Keberadaan pabrik pupuk tersebut, menurut Presiden Jokowi, mempunyai peran sangat penting dalam pencapaian swasembada dan kemandirian pangan. “Keyakinan ini harus didukung oleh suplai pupuk yang cukup,” katanya.

Selain Pabrik V Pupuk Kaltim, di tempat yang sama juga diresmikan proyek revamping Asam Fosfat II PT Petrokimia Gresik. Pabrik yang berlokasi di Gresik, Jawa Timur ini dapat menghasilkan 200 ribu ton asam fosfat dan 600 ribu ton asam sulfat.

Presiden menyampaikan, dengan adanya pabrik asam fosfat ini diharapkan dapat  menjamin suplai bahan baku NPK untuk kebutuhan pertanian di Indonesia.

“Tadi disampaikan oleh Dirut Pupuk Kaltim, bisa menghemat biaya bahan baku NPK sampai 20 juta dollar AS per tahun,” ujar Presiden Jokowi. Presiden juga menyampaikan bahwa kebutuhan pupuk urea dan pupuk fosfat yang tahun lalu mencapai 6,7 juta ton untuk urea dan 400 ton untuk fosfat, akan terus meningkat sejalan dengan program perluasan dan ekstensifikasi lahan pangan.

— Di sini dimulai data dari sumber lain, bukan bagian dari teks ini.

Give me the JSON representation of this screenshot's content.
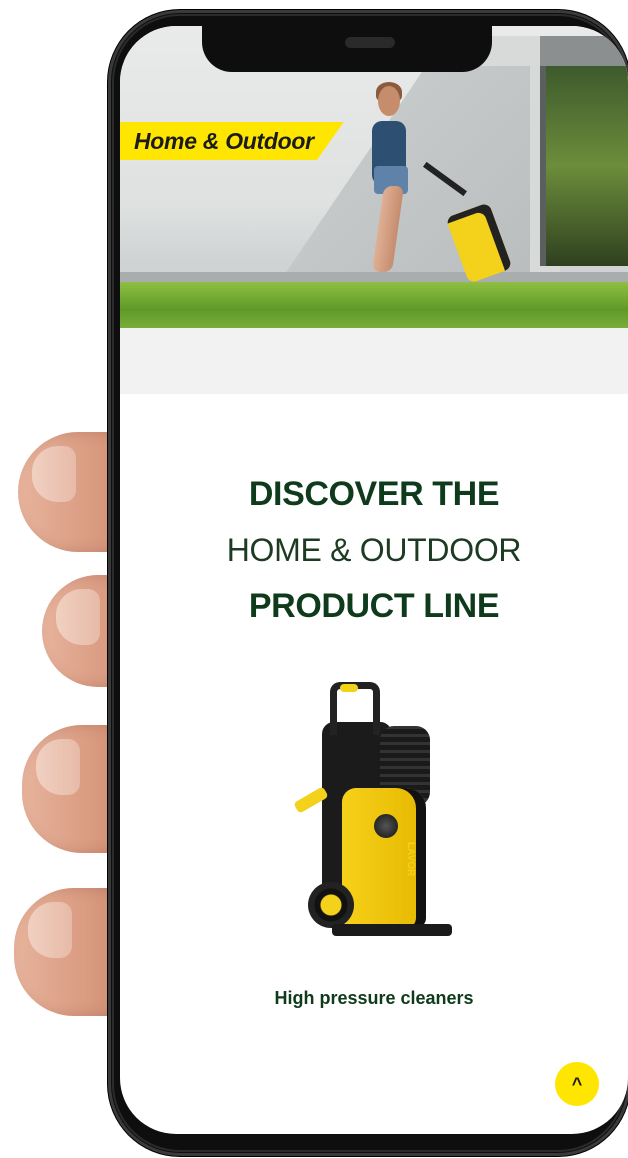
{
  "hero": {
    "tag": "Home & Outdoor"
  },
  "headline": {
    "line1": "DISCOVER THE",
    "line2": "HOME & OUTDOOR",
    "line3": "PRODUCT LINE"
  },
  "product": {
    "label": "High pressure cleaners",
    "brand": "LAVOR",
    "image_icon": "pressure-washer-image"
  },
  "scroll_top": {
    "icon": "chevron-up-icon",
    "glyph": "^"
  },
  "colors": {
    "accent_yellow": "#ffe600",
    "heading_green": "#0f3b1c",
    "phone_body": "#0e0e0e"
  }
}
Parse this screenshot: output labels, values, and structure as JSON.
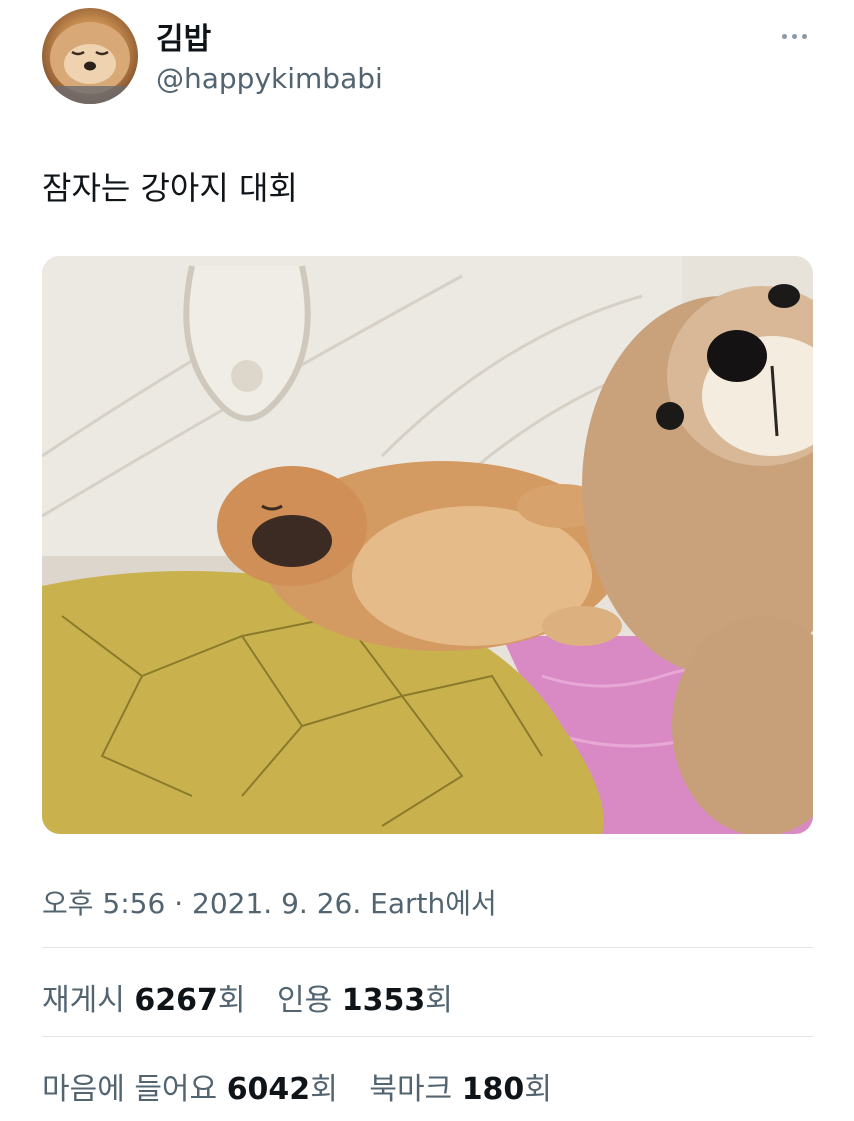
{
  "profile": {
    "display_name": "김밥",
    "handle": "@happykimbabi",
    "avatar_icon": "sleeping-puppy-avatar"
  },
  "more_icon": "more-horizontal-icon",
  "tweet": {
    "text": "잠자는 강아지 대회",
    "media_alt": "sleeping pomeranian puppy next to a teddy bear"
  },
  "meta": {
    "time": "오후 5:56",
    "separator": " · ",
    "date": "2021. 9. 26.",
    "source": "Earth에서"
  },
  "stats": {
    "retweets": {
      "label": "재게시 ",
      "value": "6267",
      "suffix": "회"
    },
    "quotes": {
      "label": "인용 ",
      "value": "1353",
      "suffix": "회"
    },
    "likes": {
      "label": "마음에 들어요 ",
      "value": "6042",
      "suffix": "회"
    },
    "bookmarks": {
      "label": "북마크 ",
      "value": "180",
      "suffix": "회"
    }
  },
  "colors": {
    "text_primary": "#0f1419",
    "text_secondary": "#536471",
    "divider": "#e1e6ea"
  }
}
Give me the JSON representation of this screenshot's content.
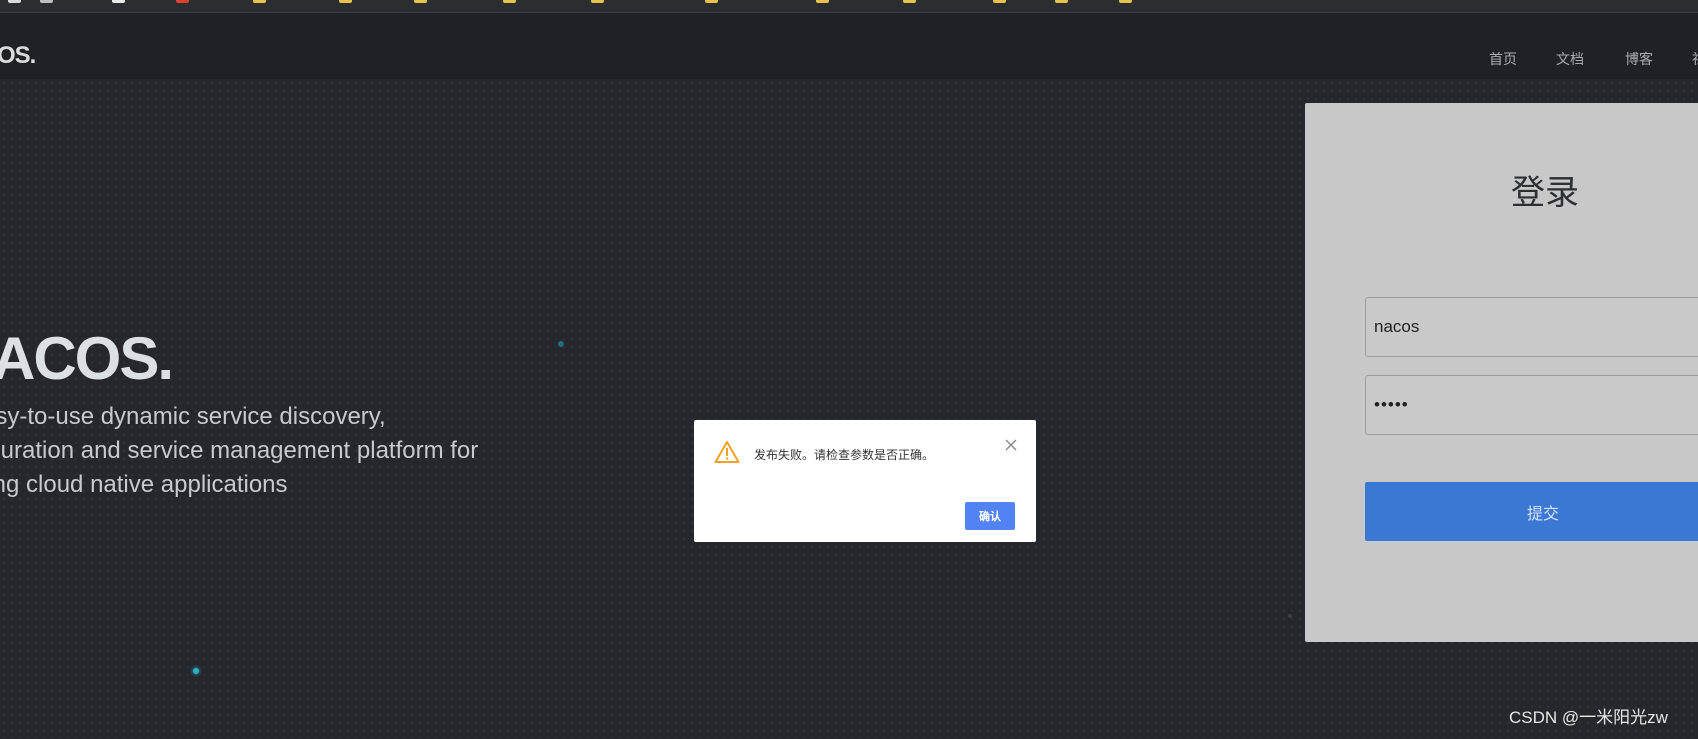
{
  "nav": {
    "logo": "OS.",
    "links": [
      "首页",
      "文档",
      "博客",
      "社"
    ]
  },
  "hero": {
    "brand": "ACOS.",
    "tagline": [
      "asy-to-use dynamic service discovery,",
      "iguration and service management platform for",
      "ling cloud native applications"
    ]
  },
  "login": {
    "title": "登录",
    "username_value": "nacos",
    "password_value": "•••••",
    "submit_label": "提交"
  },
  "dialog": {
    "message": "发布失败。请检查参数是否正确。",
    "confirm_label": "确认",
    "warn_color": "#f1a325"
  },
  "watermark": "CSDN @一米阳光zw",
  "colors": {
    "accent": "#3a78d4",
    "brand_dot": "#20a8c8",
    "bookmark_red": "#e0432a",
    "bookmark_yellow": "#e8c34a"
  }
}
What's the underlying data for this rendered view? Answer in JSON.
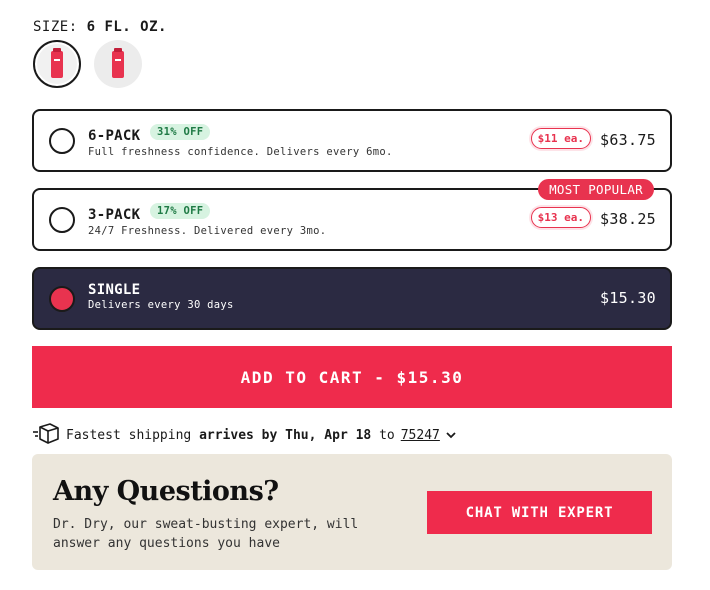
{
  "size": {
    "label": "SIZE:",
    "value": "6 FL. OZ."
  },
  "options": [
    {
      "title": "6-PACK",
      "discount": "31% OFF",
      "description": "Full freshness confidence. Delivers every 6mo.",
      "per_each": "$11 ea.",
      "price": "$63.75",
      "selected": false
    },
    {
      "title": "3-PACK",
      "discount": "17% OFF",
      "description": "24/7 Freshness. Delivered every 3mo.",
      "per_each": "$13 ea.",
      "price": "$38.25",
      "badge": "MOST POPULAR",
      "selected": false
    },
    {
      "title": "SINGLE",
      "description": "Delivers every 30 days",
      "price": "$15.30",
      "selected": true
    }
  ],
  "cart": {
    "label": "ADD TO CART - $15.30"
  },
  "shipping": {
    "prefix": "Fastest shipping",
    "bold": "arrives by Thu, Apr 18",
    "to": "to",
    "zip": "75247"
  },
  "questions": {
    "heading": "Any Questions?",
    "text": "Dr. Dry, our sweat-busting expert, will answer any questions you have",
    "button": "CHAT WITH EXPERT"
  },
  "colors": {
    "accent": "#ef2b4c",
    "dark": "#2b2a42",
    "green_badge": "#d7f3e1",
    "panel": "#ece7dc"
  },
  "icons": {
    "shipping": "truck-box-icon",
    "dropdown": "chevron-down-icon"
  }
}
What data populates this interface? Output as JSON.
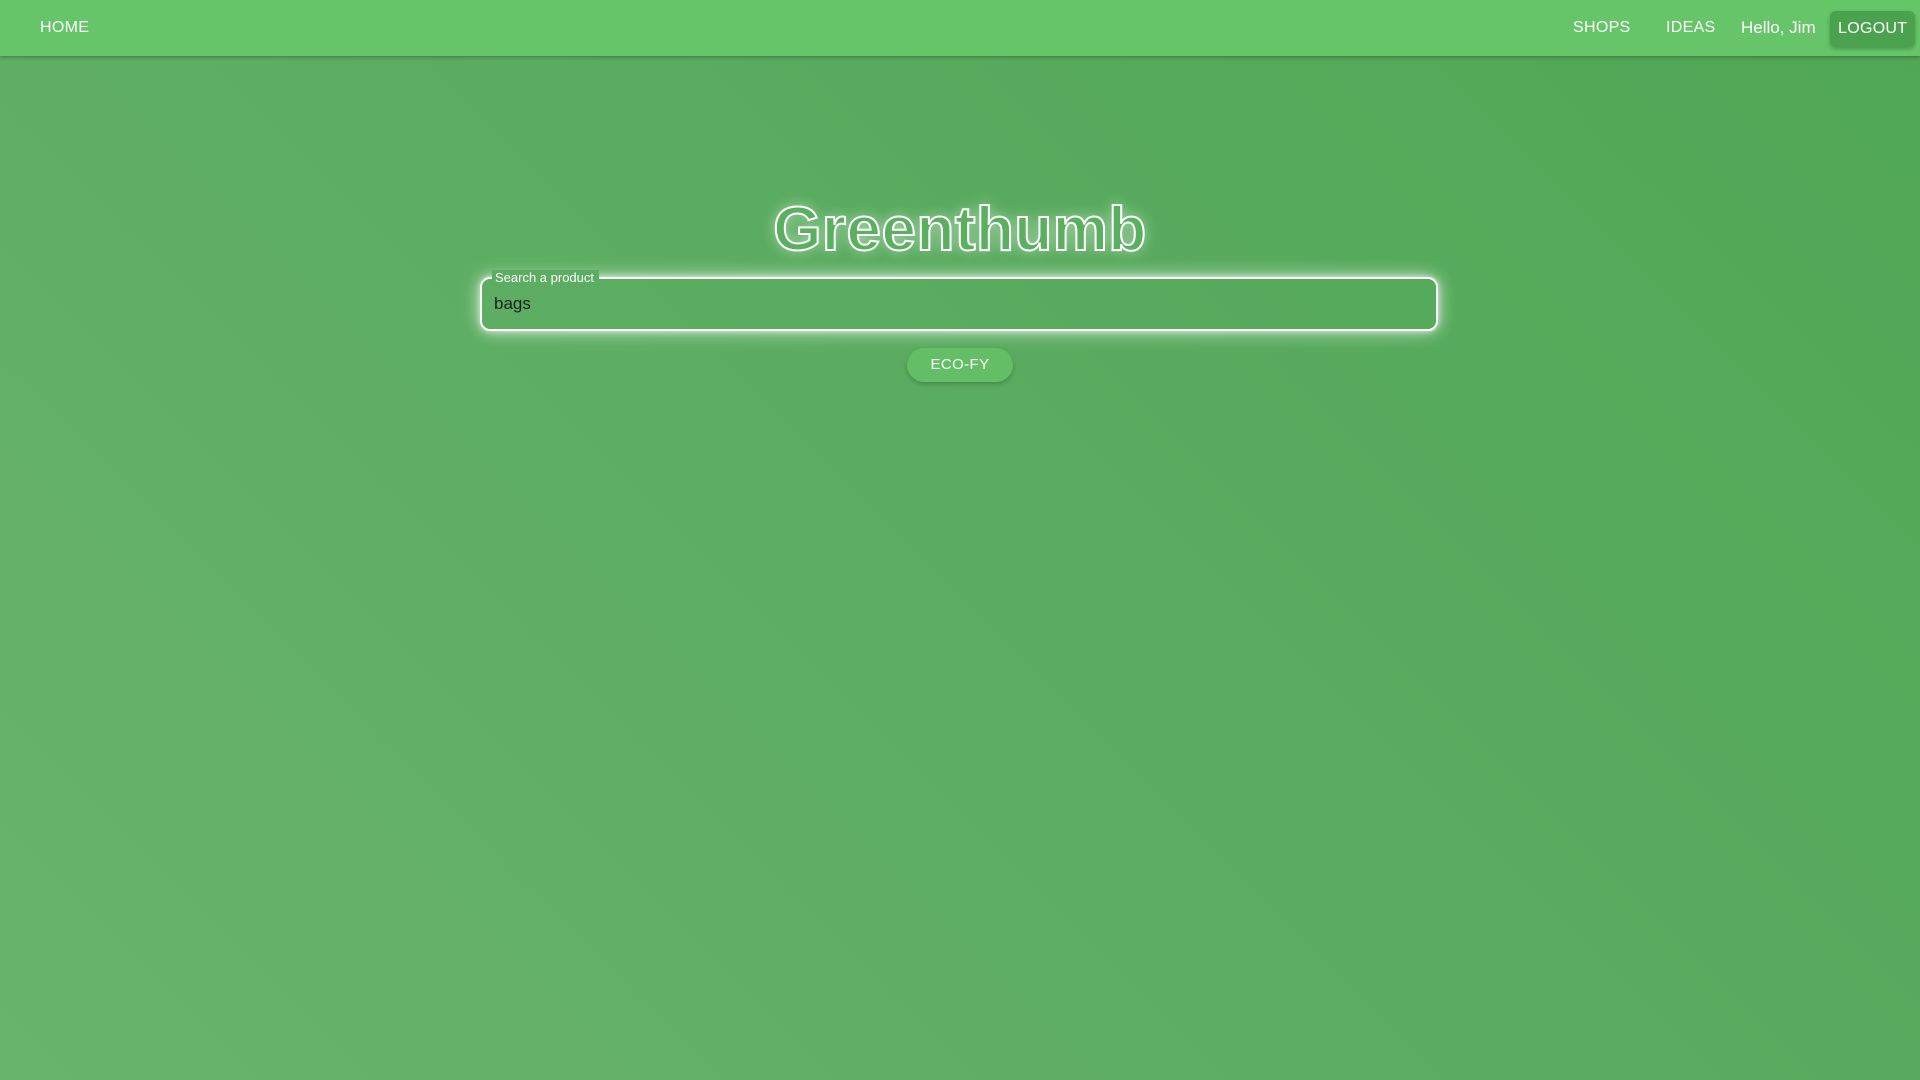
{
  "nav": {
    "home_label": "HOME",
    "shops_label": "SHOPS",
    "ideas_label": "IDEAS",
    "greeting": "Hello, Jim",
    "logout_label": "LOGOUT"
  },
  "hero": {
    "title": "Greenthumb"
  },
  "search": {
    "label": "Search a product",
    "value": "bags"
  },
  "actions": {
    "ecofy_label": "ECO-FY"
  },
  "colors": {
    "navbar": "#66c569",
    "background": "#5cad62",
    "logout_button": "#4aa14e",
    "ecofy_button": "#63be66",
    "text": "#ffffff"
  }
}
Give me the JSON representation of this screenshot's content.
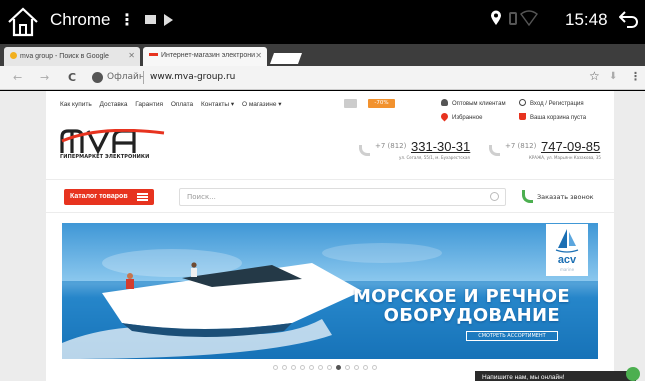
{
  "statusbar": {
    "app_name": "Chrome",
    "menu_label": "⋮",
    "time": "15:48",
    "icons": [
      "home-icon",
      "media-icon",
      "play-icon",
      "location-icon",
      "sim-icon",
      "wifi-icon",
      "back-icon"
    ]
  },
  "tabs": [
    {
      "title": "mva group - Поиск в Google",
      "close": "✕",
      "active": false
    },
    {
      "title": "Интернет-магазин электрони",
      "close": "✕",
      "active": true
    }
  ],
  "address_bar": {
    "back": "←",
    "forward": "→",
    "reload": "C",
    "status": "Офлайн",
    "url": "www.mva-group.ru",
    "star": "☆",
    "download": "⬇",
    "menu": "⋮"
  },
  "site": {
    "top_nav": [
      "Как купить",
      "Доставка",
      "Гарантия",
      "Оплата",
      "Контакты ▾",
      "О магазине ▾"
    ],
    "promo_badge": "-70%",
    "utility": {
      "wholesale": "Оптовым клиентам",
      "login": "Вход / Регистрация",
      "favorites": "Избранное",
      "cart": "Ваша корзина пуста"
    },
    "logo_text": "mva",
    "logo_tagline": "ГИПЕРМАРКЕТ ЭЛЕКТРОНИКИ",
    "phones": [
      {
        "prefix": "+7 (812)",
        "number": "331-30-31",
        "address": "ул. Сегаля, 55/1, м. Бухарестская"
      },
      {
        "prefix": "+7 (812)",
        "number": "747-09-85",
        "address": "КРАЖА, ул. Марьянн Казакова, 35"
      }
    ],
    "catalog_button": "Каталог товаров",
    "search_placeholder": "Поиск...",
    "callback": "Заказать звонок",
    "banner": {
      "line1": "МОРСКОЕ И РЕЧНОЕ",
      "line2": "ОБОРУДОВАНИЕ",
      "button": "СМОТРЕТЬ АССОРТИМЕНТ",
      "brand": "acv",
      "brand_sub": "marine"
    },
    "slider": {
      "count": 12,
      "active_index": 7
    },
    "chat": "Напишите нам, мы онлайн!"
  },
  "colors": {
    "accent_red": "#e7331f",
    "promo_orange": "#f2922e",
    "chat_green": "#4caf50",
    "banner_sky": "#62b6e6"
  }
}
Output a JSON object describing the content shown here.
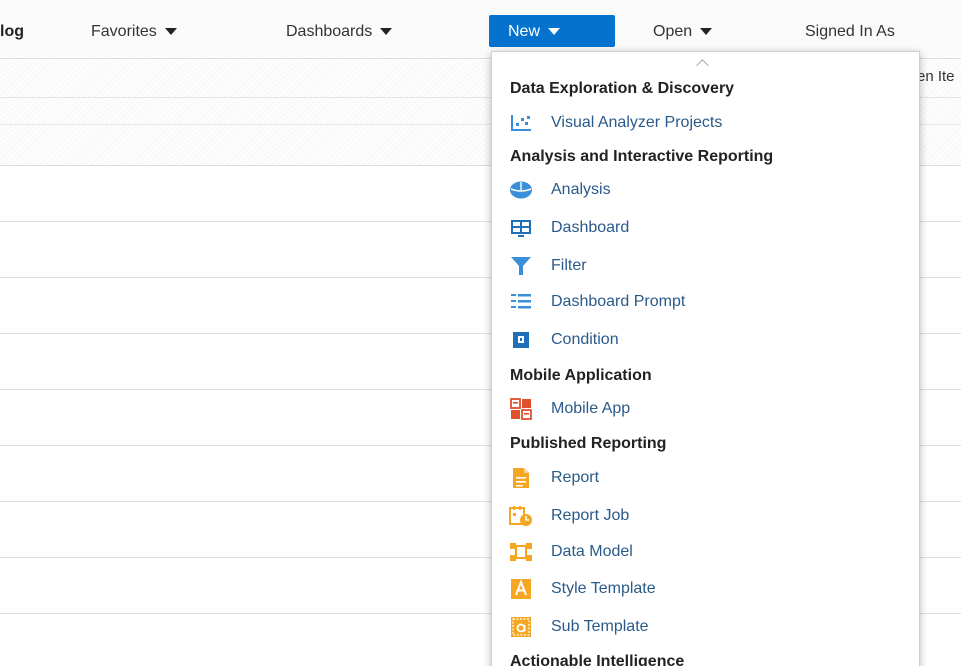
{
  "topnav": {
    "catalog_label": "log",
    "favorites_label": "Favorites",
    "dashboards_label": "Dashboards",
    "new_label": "New",
    "open_label": "Open",
    "signed_in_label": "Signed In As"
  },
  "background": {
    "toolbar_partial_text": "en Ite"
  },
  "menu": {
    "sections": {
      "data_exploration": "Data Exploration & Discovery",
      "analysis_reporting": "Analysis and Interactive Reporting",
      "mobile": "Mobile Application",
      "published": "Published Reporting",
      "actionable": "Actionable Intelligence"
    },
    "items": {
      "visual_analyzer": {
        "label": "Visual Analyzer Projects",
        "icon": "visual-analyzer-icon"
      },
      "analysis": {
        "label": "Analysis",
        "icon": "analysis-icon"
      },
      "dashboard": {
        "label": "Dashboard",
        "icon": "dashboard-icon"
      },
      "filter": {
        "label": "Filter",
        "icon": "filter-icon"
      },
      "dashboard_prompt": {
        "label": "Dashboard Prompt",
        "icon": "dashboard-prompt-icon"
      },
      "condition": {
        "label": "Condition",
        "icon": "condition-icon"
      },
      "mobile_app": {
        "label": "Mobile App",
        "icon": "mobile-app-icon"
      },
      "report": {
        "label": "Report",
        "icon": "report-icon"
      },
      "report_job": {
        "label": "Report Job",
        "icon": "report-job-icon"
      },
      "data_model": {
        "label": "Data Model",
        "icon": "data-model-icon"
      },
      "style_template": {
        "label": "Style Template",
        "icon": "style-template-icon"
      },
      "sub_template": {
        "label": "Sub Template",
        "icon": "sub-template-icon"
      }
    }
  },
  "colors": {
    "accent_blue": "#0572ce",
    "icon_blue": "#3a8fd8",
    "icon_red": "#e0502c",
    "icon_orange": "#f5a623",
    "item_text": "#2a5a8a"
  }
}
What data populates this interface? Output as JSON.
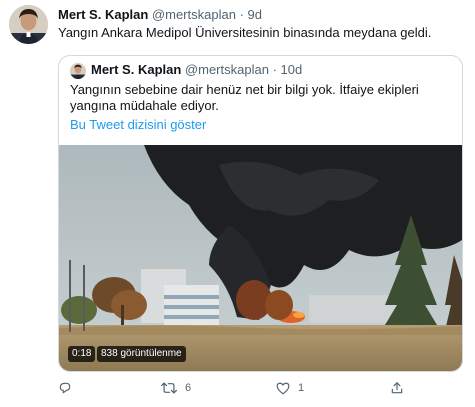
{
  "tweet": {
    "author_name": "Mert S. Kaplan",
    "author_handle": "@mertskaplan",
    "time_ago": "9d",
    "text": "Yangın Ankara Medipol Üniversitesinin binasında meydana geldi.",
    "separator": "·"
  },
  "quoted": {
    "author_name": "Mert S. Kaplan",
    "author_handle": "@mertskaplan",
    "time_ago": "10d",
    "text_line1": "Yangının sebebine dair henüz net bir bilgi yok. İtfaiye ekipleri",
    "text_line2": "yangına müdahale ediyor.",
    "thread_link": "Bu Tweet dizisini göster",
    "video": {
      "duration": "0:18",
      "views": "838 görüntülenme"
    }
  },
  "actions": {
    "reply_icon": "reply-icon",
    "retweet_icon": "retweet-icon",
    "retweet_count": "6",
    "like_icon": "heart-icon",
    "like_count": "1",
    "share_icon": "share-icon"
  },
  "colors": {
    "link": "#1d9bf0",
    "secondary_text": "#536471",
    "border": "#cfd9de"
  }
}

Perluasan lahan pertanian tersebut, tambah Presiden, diharapkan dapat memenuhi kebutuhan pangan di berbagai daerah di Indonesia terutama wilayah kawasan Indonesia bagian tengah dan bagian timur. “Selain kita bisa memenuhi kebutuhan pangan sendiri, saya meyakini dalam 3-4 tahun ini kita akan bisa mengekspor bahan-bahan pangan ke luar,” pungkas Presiden.